The Texas Legislature soon may legalize the possession of concealed handguns on college campuses.
Two different bills are being processed. One bill would allow private universities to make their own rules about allowing guns on campus, but the other bill would not allow the private institutions to opt out.
By state law, it is illegal for anyone, license holder or not, to bring a gun into a campus building or sporting venue. ACU’s policy regarding weapons is even more restrictive than state law: It prohibits students, faculty and staff from having any guns on campus at all. That includes residence halls, University Park apartments, office buildings and parking lots.
When news of the proposed bills became public, some students, faculty and staff across the state began to panic, assuming there soon would be guns in every classroom, said Jimmy Ellison, chief of police for the ACU Police Department.
“I understand their concern, but the reality of it is that, statistically speaking, at a campus the size of ACU, there would most likely be very few people that would go through the licensing process and who would choose to carry a gun onto campus,” Ellison said.
Roughly 5,000 students attend ACU. The law requires individuals to be more than 21 years of age to carry a gun, which makes about half of ACU’s student population ineligible to obtain a concealed-carry license. Of those 2,500 remaining, a little more than half are female. Statistically, females pursue concealed handgun licenses at a lower rate than males, which shrinks the pool even more. Overall, a very limited number of individuals would be interested in carrying a gun onto campus, Ellison said.
“I don’t have any great fear that you would have any irresponsible display or any irresponsible actions with a handgun from a concealed handgun license holder,” Ellison said.
Christopher Sisk, junior accounting major from San Antonio, was a member of Students For Concealed Carry and has looked into getting a concealed handgun license for himself.
“They have strict organized tests which you have to go through that are very challenging physically, mentally, and emotionally,” Sisk said. “If you fail any part of it, you fail the test, and you can’t attempt to take it again for another 9 months.”
Concealed carry on campus attempts to give students the ability to defend themselves against an assailant, Sisk said.
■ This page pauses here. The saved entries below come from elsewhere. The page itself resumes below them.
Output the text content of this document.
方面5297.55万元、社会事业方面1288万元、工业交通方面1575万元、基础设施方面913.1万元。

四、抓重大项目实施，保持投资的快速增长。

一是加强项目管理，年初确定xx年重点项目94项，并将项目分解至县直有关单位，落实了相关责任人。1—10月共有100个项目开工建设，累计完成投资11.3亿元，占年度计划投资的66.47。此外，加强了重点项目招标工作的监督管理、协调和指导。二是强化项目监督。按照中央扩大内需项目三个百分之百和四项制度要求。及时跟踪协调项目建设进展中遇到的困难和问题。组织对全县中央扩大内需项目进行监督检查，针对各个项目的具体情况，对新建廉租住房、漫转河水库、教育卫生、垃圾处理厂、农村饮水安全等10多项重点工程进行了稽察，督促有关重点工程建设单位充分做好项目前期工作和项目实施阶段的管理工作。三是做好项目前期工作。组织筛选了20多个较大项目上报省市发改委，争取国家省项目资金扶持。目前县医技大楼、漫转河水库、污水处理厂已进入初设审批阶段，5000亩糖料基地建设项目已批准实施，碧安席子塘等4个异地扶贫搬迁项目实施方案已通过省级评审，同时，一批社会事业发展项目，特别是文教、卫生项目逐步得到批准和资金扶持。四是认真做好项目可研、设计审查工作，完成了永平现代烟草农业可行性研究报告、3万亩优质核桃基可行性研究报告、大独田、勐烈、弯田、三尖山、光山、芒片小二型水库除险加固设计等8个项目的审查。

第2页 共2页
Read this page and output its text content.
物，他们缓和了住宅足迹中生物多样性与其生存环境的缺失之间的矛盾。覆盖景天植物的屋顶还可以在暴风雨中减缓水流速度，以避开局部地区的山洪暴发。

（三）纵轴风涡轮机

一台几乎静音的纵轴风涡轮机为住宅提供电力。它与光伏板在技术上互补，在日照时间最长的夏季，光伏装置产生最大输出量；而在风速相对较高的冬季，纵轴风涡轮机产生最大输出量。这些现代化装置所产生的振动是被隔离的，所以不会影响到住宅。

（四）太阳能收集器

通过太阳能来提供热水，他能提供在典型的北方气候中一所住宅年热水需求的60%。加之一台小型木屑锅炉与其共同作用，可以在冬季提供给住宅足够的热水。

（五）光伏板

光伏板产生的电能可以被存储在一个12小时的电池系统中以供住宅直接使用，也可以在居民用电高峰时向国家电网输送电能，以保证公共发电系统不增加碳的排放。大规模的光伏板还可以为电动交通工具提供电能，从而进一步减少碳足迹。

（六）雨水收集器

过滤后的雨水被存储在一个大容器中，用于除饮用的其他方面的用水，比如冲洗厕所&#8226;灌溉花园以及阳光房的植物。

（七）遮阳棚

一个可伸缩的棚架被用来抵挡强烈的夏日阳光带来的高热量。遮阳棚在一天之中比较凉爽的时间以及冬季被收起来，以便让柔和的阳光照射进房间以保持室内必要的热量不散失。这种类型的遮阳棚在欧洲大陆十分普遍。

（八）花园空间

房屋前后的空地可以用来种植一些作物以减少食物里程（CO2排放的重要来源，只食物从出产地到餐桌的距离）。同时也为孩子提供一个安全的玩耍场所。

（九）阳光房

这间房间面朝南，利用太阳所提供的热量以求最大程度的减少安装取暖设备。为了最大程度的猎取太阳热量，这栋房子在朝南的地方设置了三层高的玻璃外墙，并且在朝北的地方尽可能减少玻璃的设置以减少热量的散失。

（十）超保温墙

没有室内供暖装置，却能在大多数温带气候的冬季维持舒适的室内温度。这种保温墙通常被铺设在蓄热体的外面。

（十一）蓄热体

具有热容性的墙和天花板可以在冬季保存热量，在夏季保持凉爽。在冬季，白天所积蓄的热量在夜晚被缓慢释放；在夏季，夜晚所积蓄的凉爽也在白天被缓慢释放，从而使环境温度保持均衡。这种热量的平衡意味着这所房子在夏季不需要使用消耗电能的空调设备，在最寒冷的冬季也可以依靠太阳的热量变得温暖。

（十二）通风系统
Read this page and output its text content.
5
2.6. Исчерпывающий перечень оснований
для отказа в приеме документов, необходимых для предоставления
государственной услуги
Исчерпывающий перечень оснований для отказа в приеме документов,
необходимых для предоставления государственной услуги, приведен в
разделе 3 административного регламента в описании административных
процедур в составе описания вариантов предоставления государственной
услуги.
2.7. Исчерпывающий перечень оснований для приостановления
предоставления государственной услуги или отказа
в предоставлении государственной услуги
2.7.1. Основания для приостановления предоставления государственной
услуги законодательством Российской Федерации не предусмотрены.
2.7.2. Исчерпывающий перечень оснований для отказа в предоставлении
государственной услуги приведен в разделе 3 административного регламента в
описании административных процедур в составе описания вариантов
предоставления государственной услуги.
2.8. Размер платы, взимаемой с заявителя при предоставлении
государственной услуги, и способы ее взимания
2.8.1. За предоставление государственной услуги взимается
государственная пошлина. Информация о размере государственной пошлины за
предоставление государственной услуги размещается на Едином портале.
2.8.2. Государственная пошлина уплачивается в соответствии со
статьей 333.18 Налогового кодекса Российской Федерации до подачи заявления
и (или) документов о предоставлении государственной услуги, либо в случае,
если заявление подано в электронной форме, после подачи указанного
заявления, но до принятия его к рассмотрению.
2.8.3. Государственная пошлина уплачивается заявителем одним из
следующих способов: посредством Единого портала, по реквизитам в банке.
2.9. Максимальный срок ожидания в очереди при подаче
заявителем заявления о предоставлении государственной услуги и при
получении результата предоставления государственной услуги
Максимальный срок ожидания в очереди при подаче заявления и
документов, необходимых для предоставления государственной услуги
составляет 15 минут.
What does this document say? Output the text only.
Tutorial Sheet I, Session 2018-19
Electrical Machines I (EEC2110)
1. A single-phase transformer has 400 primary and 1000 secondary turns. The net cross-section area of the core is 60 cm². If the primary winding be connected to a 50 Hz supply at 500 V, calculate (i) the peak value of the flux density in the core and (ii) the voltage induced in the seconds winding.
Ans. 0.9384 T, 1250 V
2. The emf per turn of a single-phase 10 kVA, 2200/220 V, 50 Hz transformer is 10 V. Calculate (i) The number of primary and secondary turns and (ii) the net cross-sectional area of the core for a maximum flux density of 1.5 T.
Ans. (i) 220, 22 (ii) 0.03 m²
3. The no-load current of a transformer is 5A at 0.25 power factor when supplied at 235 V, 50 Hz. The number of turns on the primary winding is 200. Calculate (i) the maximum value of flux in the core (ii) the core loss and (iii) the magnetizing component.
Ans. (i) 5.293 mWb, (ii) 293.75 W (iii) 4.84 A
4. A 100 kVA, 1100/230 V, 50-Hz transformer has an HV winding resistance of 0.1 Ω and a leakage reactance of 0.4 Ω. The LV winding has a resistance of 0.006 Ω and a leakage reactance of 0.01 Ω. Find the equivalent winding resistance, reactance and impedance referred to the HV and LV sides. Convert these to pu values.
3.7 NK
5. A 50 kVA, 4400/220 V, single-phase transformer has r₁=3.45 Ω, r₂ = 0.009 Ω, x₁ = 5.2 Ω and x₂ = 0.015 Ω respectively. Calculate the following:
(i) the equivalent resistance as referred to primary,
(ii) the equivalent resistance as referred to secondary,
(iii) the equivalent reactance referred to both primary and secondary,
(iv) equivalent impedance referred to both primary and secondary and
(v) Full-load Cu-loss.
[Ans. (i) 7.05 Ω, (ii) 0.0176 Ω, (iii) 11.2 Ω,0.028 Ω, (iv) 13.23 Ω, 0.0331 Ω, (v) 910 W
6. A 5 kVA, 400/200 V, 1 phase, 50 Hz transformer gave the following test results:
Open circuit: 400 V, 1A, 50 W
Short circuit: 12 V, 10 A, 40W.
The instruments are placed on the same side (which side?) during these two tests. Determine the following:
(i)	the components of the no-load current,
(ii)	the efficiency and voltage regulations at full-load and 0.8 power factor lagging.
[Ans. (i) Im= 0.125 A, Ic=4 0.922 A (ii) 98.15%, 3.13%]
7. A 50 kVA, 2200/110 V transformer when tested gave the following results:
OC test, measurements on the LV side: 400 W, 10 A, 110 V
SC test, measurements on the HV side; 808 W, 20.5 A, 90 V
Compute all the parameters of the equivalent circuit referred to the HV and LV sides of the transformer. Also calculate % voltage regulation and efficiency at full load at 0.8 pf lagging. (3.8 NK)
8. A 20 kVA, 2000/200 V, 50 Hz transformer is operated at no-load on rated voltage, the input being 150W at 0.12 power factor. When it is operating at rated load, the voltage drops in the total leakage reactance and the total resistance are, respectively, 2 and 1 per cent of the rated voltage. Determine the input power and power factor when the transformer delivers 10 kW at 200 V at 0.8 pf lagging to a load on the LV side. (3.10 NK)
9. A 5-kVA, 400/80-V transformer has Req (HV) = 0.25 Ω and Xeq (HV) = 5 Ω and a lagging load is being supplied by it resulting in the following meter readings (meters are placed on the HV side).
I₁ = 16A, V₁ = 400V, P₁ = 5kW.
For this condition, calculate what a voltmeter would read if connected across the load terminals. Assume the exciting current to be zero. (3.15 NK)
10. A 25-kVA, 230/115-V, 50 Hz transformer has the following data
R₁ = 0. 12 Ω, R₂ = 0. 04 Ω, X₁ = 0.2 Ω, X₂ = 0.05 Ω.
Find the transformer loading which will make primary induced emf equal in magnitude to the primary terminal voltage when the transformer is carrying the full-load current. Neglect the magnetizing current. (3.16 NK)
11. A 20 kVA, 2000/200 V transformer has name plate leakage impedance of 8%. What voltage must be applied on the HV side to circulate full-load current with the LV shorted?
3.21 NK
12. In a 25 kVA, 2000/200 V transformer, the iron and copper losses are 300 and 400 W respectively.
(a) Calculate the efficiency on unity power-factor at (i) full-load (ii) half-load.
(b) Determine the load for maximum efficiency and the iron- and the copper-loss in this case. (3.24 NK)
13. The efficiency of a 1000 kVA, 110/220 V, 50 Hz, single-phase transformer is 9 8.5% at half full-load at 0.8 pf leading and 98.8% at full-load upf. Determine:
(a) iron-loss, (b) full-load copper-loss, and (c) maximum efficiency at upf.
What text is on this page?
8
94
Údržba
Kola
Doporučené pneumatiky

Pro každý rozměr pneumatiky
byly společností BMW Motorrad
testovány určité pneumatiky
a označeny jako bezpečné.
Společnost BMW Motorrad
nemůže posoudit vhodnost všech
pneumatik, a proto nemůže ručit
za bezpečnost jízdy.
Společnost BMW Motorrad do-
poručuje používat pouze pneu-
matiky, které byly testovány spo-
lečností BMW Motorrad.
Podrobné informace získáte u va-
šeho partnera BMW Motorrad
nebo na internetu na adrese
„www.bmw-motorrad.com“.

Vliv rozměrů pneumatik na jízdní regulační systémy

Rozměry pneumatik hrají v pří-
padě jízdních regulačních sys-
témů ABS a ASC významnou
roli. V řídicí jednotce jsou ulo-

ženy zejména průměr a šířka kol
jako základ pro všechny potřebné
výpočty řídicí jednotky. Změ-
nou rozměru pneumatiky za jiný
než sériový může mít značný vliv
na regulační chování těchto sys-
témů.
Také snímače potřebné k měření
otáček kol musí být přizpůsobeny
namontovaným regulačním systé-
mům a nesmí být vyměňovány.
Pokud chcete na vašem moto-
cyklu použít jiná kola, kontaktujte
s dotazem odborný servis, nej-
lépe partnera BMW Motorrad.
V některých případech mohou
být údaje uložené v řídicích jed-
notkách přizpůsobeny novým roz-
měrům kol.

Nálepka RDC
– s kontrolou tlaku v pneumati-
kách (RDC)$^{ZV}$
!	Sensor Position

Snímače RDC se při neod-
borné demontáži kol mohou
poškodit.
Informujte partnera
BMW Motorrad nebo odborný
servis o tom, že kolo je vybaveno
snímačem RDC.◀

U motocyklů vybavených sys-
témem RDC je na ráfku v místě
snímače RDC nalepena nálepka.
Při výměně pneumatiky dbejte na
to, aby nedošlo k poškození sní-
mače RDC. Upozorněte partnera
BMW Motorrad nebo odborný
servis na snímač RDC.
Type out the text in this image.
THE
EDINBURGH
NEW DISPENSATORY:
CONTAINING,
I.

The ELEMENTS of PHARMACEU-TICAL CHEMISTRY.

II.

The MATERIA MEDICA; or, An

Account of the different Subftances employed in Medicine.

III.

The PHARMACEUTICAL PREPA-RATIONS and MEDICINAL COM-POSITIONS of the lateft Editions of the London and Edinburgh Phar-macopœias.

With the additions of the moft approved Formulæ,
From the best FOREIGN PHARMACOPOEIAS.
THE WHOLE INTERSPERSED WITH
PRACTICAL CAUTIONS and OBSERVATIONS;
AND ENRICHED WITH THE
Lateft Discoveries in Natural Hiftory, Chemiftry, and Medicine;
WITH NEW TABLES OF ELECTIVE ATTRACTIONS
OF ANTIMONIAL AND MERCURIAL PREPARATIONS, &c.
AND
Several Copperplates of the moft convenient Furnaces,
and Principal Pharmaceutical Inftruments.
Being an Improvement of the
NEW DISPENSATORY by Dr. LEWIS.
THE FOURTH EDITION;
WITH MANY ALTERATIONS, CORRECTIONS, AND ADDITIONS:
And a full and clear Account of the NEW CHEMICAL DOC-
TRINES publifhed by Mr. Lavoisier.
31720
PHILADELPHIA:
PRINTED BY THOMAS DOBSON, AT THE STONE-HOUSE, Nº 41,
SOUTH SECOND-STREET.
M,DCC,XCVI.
And private status cannot guarantee a safer college campus, Ellison said.
“It is not correct to assume that because we are a private institution that we’re necessarily any safer than a public institution or less exposed to risk or danger,” Ellison said, “because there are troubled students and troubled individuals in public settings and in private settings.”
If the bill passes that allows private universities to decide on their own policies, Ellison said he believes the ACU administration would consult with faculty, staff and students to determine the general consensus, proceeding to make a decision in the best interest of the university. However, he said he would not expect any great changes to the current policy pertaining to the possession of handguns on campus if either of the bills pass the legislature.